Results: The application of imiquimod and DNCB produced psoriatic and eczematous-type clinical inflammation, accompanied by markedly increased epidermal thickening. VNS significantly reduced epidermal thickening and attenuated clinical manifestations in both models. In the imiquimod model, VNS produced a moderate reduction of erythema, scaling, and crusting. The DNCB-induced dermatitis was dramatically ameliorated following VNS treatment. Both models demonstrated significant reduction in pro-inflammatory cytokine expression (TNF-α, IL-6, IL-1β) and decreased CD11b-positive cutaneous macrophage infiltration. Immunofluorescence confirmed decreased epidermal TNF-α expression post-VNS. A single VNS application in DNCB-treated mice resulted in a 32% reduction in plasma TNF-α concentrations (p < 0.01). Notably, the protein levels of TNF-α and IL-1β, which were elevated in splenic tissue in both inflammatory models, were subsequently downregulated by VNS treatment.

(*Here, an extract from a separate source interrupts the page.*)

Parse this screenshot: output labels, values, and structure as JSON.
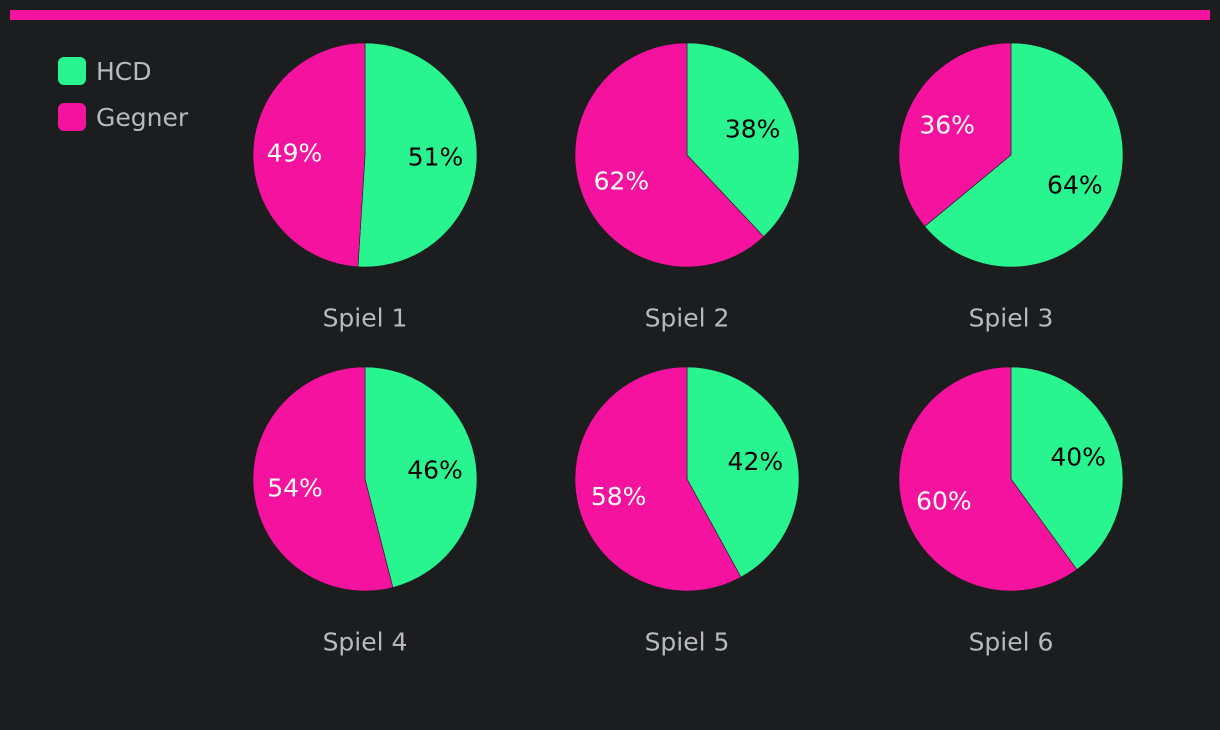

Conclusion: These findings establish VNS as a promising therapeutic approach for inflammatory skin diseases. The therapeutic effects appear to be mediated through the modulation of systemic and subsequently local inflammation. These findings suggest that cutaneous inflammatory disorders may be linked to systemic inflammatory processes, providing mechanistic insights into the anti-inflammatory effects of VNS in dermatological conditions. Additionally, VN dysregulation emerges as a potential unifying mechanism underlying the well-established association between inflammatory skin diseases and their systemic comorbidities.